Health & Safety

May 5, 2016

Green Dot: Take small steps to prevent violence

56th Medical Operations Squadron

Luke Air Force Base will begin Phase II of Green Dot’s strategy to prevent interpersonal violence starting this month.

“Green Dot is a civilian initiative the Air Force is adopting with a tiered approach to outreach and prevention,” said Maj. Daphne Brewton, 56th Medical Operations Squadron ADAPT program manager and Luke Air Force Base Green Dot coordinator. “It is a research-based movement that focuses on empowering individuals to take small steps in prevention efforts.”

The Green Dot initiative to prevent violence includes three phases of training. Phase I is leadership training, Phase II is bystander training and Phase III is overview training. Luke has more than 50 percent of its leadership trained and is on schedule to begin Phase II training.

Nine Airmen from Luke, including Brewton, started the process in January when they attended the Green Dot prep session.

“When we initially went to training we had no idea what to expect,” Thompson said. “We left absolutely excited that there’s a real potential for change.”

While the Air Force currently uses Sexual Assault Prevention Response to help victims, Green Dot’s program is designed for prevention with a scope beyond the SAPR program.

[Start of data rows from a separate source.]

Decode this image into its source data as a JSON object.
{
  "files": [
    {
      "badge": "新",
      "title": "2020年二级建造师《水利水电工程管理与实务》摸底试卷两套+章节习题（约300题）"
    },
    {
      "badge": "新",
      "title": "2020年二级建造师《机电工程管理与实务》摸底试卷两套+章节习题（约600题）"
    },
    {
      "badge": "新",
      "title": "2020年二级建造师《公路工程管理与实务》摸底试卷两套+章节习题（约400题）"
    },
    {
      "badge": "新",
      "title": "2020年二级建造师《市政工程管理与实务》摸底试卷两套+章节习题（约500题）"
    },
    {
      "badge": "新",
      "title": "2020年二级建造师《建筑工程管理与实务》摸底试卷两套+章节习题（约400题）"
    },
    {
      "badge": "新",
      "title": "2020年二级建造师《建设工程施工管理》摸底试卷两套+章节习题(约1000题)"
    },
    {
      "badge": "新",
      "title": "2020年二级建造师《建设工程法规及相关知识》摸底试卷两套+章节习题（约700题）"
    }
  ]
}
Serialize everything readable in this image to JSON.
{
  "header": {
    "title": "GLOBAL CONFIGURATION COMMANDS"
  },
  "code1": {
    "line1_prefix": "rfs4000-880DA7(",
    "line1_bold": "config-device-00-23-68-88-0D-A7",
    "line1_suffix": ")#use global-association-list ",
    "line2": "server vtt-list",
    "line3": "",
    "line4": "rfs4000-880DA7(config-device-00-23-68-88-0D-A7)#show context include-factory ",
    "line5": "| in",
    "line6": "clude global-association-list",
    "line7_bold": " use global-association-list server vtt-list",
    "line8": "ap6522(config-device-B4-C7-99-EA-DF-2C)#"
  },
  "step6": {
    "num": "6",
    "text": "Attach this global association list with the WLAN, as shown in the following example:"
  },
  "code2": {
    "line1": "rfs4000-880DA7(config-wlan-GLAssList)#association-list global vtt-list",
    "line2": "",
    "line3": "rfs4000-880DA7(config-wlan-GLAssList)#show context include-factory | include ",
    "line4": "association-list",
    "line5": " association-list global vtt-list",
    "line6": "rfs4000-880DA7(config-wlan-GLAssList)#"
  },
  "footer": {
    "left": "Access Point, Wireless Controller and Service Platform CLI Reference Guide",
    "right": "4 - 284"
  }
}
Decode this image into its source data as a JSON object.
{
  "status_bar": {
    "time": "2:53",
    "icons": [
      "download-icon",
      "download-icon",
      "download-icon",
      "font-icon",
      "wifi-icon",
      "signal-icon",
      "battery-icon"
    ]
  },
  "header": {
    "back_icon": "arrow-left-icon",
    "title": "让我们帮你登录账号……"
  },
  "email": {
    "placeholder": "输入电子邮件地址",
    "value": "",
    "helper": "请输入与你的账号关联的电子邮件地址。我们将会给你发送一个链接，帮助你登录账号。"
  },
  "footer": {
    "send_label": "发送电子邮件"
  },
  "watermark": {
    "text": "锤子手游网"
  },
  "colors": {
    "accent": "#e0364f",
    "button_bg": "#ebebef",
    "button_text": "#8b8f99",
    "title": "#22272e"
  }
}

The program will start with prevention strategies for stalking, sexual assault, domestic violence and later evolve to cover additional types of violence including child abuse, suicide prevention, bullying and alcohol-related incidences.

“The ultimate goal is the reduction of power-based interpersonal violence and having Airmen understand what he or she can do to stop it,” Brewton said. “Green Dot engages all Airmen through awareness, education and skills to establish an intolerance of interpersonal violence.”

Green Dot’s strategy is proactive, not reactive. The program focuses on behaviors of Airmen in high-risk situations and what they can do to prevent a situation from escalating.

“We teach Airmen techniques that empower them,” Brewton said. “Some people believe you need to be direct or assertive to make a difference and prevent a situation from escalating, but that’s not always the case.”

Green Dot’s strategy of violence prevention is unlike anything the Air Force has done before.

“I’m really excited about the initiative,” Thompson said. “If we can soak it up, take it in and take action, not just Luke, but the entire Air Force, we can really make a difference.”